Clients - Windows XP | Windows Vista | Windows 7
Servers - Windows Server 2003 | Windows Server 2008 | Windows Server 2008 R2

Feature Impact

Severity - Low
Frequency - High


The .NET Framework 4 is highly compatible with applications that are built by using earlier .NET Framework versions. The primary changes in .NET Framework 4 are to improve security, standards compliance, correctness, reliability, and performance.

However, .NET Framework 4 does not automatically use its version of the common language runtime (CLR) to run applications that are built by using earlier versions of the .NET Framework.


If you built an application by using an earlier .NET Framework and a user opens that application on a computer that has both .NET Framework 4 and the earlier version of the .NET Framework installed, the application uses the earlier CLR version.

However, if the .NET Framework 4 is the only runtime version that is installed on the computer, the application throws an exception and asks the user to install the runtime version that you built the application against.

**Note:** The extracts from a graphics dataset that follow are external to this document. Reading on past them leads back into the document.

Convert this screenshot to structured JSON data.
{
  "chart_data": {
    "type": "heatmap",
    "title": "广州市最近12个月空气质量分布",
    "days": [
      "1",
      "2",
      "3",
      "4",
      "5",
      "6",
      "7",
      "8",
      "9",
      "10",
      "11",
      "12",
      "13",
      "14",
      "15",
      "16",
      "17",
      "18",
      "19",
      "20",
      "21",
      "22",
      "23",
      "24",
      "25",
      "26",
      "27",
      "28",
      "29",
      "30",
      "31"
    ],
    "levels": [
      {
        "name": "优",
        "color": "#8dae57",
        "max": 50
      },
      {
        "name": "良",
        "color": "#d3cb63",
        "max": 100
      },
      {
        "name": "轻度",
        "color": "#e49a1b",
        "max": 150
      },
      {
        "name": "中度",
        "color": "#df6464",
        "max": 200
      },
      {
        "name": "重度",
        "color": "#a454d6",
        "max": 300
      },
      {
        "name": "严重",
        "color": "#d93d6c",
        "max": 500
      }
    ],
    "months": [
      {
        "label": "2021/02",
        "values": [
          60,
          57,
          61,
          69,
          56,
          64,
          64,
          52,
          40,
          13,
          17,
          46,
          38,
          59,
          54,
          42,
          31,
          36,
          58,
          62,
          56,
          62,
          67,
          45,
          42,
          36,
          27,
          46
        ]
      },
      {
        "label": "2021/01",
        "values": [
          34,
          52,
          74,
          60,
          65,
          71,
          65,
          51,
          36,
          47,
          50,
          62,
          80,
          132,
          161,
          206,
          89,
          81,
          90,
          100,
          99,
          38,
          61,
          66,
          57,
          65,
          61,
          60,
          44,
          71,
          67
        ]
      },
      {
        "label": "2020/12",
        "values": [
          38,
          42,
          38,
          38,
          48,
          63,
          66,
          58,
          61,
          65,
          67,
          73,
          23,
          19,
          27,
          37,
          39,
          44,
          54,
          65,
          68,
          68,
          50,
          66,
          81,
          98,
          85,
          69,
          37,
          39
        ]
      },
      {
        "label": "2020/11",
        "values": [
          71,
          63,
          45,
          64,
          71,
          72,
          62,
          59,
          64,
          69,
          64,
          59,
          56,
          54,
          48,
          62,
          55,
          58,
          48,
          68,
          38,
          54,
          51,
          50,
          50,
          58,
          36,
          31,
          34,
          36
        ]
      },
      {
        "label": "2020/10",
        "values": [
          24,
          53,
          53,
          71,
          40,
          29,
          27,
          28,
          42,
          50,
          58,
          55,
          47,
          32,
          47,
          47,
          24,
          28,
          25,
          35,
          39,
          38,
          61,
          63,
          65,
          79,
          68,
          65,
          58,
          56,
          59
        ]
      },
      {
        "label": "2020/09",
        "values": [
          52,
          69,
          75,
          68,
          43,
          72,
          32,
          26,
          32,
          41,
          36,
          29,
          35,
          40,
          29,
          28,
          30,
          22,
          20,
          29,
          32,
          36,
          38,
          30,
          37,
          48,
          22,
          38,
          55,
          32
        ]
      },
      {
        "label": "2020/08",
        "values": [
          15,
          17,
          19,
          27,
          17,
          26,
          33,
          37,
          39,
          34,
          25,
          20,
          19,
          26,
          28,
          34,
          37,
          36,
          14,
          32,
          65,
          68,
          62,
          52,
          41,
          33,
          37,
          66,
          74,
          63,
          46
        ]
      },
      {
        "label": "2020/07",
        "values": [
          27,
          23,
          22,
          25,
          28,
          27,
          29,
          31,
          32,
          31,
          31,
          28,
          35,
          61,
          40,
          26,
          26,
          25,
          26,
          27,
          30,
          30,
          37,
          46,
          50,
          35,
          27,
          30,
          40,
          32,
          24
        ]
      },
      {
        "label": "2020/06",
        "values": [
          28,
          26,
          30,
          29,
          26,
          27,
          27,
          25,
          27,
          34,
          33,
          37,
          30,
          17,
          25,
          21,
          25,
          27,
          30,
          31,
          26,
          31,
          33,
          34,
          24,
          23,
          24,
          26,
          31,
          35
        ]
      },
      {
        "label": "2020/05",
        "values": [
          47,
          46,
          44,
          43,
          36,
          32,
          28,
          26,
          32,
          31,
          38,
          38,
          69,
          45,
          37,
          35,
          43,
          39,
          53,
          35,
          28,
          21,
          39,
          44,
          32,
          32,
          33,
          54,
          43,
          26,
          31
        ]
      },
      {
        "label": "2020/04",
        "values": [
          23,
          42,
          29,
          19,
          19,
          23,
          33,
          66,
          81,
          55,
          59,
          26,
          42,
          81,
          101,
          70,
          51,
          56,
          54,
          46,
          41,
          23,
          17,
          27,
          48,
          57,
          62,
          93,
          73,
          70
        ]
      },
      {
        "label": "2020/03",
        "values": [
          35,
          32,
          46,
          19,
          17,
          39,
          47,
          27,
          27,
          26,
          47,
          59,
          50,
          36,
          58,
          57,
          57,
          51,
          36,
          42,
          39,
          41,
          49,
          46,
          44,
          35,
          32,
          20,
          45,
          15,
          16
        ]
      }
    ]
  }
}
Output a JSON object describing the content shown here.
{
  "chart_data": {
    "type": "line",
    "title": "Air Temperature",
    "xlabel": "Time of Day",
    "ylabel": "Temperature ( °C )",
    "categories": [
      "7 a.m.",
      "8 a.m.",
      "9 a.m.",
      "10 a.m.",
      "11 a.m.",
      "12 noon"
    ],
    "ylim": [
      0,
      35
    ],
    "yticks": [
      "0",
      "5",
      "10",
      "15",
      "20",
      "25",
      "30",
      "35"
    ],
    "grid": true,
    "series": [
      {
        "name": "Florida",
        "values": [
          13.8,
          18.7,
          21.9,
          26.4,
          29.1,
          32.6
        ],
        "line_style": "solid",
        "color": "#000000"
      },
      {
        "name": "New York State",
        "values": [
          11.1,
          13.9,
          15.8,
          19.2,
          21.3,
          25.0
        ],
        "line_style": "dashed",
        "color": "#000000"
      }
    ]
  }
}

To run applications that are built with earlier .NET Framework versions with .NET Framework 4, you must compile your application to target the .NET Framework 4 version by specifying it in the properties for your project in Microsoft Visual Studio, or you can specify .NET Framework 4 in the <supportedRuntime> element in an application configuration file.

For more information about how to migrate to the .NET Framework 4, see Migration Guide to the .NET Framework 4 and Version Compatibility in the .NET Framework.

Compatibility Tests

After you make the changes, test your application to make sure that it runs correctly. You can test compatibility as described in the .NET Framework 4 Application Compatibility topic.

If your application or component does not work after .NET Framework 4 is installed, submit a bug through the Microsoft Connect website.